TICK VALUE & P&L MECHANICS
Plain English
Every futures contract moves in 'ticks' — the smallest price increment — each worth a fixed dollar amount. Knowing tick values cold is foundational; trading without knowing them is trading blind.
Going deeper
ES (S&P 500): 0.25 point tick = $12.50. NQ (Nasdaq): 0.25 point = $5. CL (crude oil): $0.01 = $10. GC (gold): $0.10 = $10. ZN (10-year): 1/64 = $15.625. Multiply ticks moved by tick value by contract count to get P&L. Tick value differs by market and contract; always verify on the exchange's contract spec page.
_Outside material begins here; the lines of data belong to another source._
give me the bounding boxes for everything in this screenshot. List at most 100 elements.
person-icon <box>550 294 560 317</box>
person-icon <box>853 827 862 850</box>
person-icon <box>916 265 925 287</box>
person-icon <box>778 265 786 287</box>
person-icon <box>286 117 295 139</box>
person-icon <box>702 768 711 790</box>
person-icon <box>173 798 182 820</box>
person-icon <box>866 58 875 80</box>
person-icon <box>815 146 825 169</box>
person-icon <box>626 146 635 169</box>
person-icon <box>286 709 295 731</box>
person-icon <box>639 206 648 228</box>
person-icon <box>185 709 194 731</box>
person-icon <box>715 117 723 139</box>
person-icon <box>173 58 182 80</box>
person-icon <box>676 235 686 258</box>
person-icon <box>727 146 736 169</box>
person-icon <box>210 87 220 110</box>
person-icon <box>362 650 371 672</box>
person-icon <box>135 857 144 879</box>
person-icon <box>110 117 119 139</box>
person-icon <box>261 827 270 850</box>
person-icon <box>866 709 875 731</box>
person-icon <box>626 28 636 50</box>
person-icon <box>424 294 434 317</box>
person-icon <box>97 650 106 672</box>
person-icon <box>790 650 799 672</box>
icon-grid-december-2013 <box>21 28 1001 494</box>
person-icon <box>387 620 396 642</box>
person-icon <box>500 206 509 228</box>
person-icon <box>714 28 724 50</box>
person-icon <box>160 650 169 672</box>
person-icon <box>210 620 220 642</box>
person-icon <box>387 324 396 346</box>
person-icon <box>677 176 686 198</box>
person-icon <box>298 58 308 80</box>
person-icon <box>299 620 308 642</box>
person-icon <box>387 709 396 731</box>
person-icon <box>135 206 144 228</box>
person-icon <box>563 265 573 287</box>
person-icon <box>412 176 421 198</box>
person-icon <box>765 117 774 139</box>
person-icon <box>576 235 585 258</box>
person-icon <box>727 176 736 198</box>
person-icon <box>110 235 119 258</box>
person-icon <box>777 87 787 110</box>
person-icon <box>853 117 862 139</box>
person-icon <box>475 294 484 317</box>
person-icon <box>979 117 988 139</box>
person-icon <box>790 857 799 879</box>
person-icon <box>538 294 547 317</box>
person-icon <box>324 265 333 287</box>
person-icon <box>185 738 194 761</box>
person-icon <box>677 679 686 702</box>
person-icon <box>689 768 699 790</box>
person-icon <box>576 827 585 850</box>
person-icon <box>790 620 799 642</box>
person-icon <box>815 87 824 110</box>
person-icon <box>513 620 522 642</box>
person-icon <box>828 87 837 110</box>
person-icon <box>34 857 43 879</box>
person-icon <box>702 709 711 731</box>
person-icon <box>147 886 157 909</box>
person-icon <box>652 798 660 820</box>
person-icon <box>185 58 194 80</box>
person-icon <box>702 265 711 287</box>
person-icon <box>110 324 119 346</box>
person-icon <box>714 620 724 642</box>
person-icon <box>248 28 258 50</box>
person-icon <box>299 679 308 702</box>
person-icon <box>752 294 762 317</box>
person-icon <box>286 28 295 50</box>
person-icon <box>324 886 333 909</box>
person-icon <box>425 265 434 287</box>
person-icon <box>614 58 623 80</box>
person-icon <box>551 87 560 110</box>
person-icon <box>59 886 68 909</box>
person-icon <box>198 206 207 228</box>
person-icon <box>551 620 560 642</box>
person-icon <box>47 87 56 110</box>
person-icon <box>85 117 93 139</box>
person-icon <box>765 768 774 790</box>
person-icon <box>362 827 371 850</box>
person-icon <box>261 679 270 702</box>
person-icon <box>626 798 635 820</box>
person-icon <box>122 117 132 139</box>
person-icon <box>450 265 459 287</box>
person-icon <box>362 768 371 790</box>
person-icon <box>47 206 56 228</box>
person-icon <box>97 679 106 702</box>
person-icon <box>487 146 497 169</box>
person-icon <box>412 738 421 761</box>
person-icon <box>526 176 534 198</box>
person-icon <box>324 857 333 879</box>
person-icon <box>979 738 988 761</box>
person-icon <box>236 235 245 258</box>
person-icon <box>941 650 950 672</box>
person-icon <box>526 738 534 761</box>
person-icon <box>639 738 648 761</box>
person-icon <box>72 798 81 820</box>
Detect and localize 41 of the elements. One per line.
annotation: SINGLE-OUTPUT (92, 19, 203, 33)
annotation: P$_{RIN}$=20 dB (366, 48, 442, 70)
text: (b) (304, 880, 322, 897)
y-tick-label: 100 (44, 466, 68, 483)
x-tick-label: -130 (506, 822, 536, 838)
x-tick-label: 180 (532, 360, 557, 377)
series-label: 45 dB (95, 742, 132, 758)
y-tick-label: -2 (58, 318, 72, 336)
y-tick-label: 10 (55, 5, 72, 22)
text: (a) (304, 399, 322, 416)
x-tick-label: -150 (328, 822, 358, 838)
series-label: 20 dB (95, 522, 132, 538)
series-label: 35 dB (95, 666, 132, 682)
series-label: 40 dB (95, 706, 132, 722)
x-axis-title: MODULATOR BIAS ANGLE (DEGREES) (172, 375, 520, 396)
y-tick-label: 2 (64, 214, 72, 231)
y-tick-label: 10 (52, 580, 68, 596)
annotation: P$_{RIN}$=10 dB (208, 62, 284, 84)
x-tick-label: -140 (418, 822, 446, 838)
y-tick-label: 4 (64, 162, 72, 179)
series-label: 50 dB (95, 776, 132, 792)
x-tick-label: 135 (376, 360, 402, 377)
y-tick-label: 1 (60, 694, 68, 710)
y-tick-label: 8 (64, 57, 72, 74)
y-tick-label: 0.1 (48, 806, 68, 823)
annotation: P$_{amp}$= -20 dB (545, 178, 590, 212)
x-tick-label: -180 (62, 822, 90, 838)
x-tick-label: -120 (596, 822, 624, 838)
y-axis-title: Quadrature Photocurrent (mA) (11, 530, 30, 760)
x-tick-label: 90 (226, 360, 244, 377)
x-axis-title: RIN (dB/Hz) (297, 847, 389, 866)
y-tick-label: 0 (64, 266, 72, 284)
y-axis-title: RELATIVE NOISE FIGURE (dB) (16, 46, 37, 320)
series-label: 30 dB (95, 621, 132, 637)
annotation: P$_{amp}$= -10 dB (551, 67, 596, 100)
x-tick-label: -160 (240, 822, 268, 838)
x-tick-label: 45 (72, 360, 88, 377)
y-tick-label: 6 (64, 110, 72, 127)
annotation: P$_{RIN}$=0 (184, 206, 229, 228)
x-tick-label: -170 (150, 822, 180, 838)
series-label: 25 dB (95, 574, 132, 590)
Mental math: 'how many ticks am I risking and what's the dollar?' should happen before every entry. Confusing tick values is one of the fastest ways to over-leverage.
Examples
ES dollar move
Long 2 ES at 5,200, stop at 5,196. That's 16 ticks × $12.50 × 2 = $400 risk. Target at 5,212 = 48 ticks × $12.50 × 2 = $1,200. Risk-reward 3:1.
Crude leverage shock
Long 1 CL at $80, oil drops $2 in 30 minutes. That's 200 ticks × $10 = $2,000 loss on a single contract. Without knowing tick value, traders mis-size and blow accounts.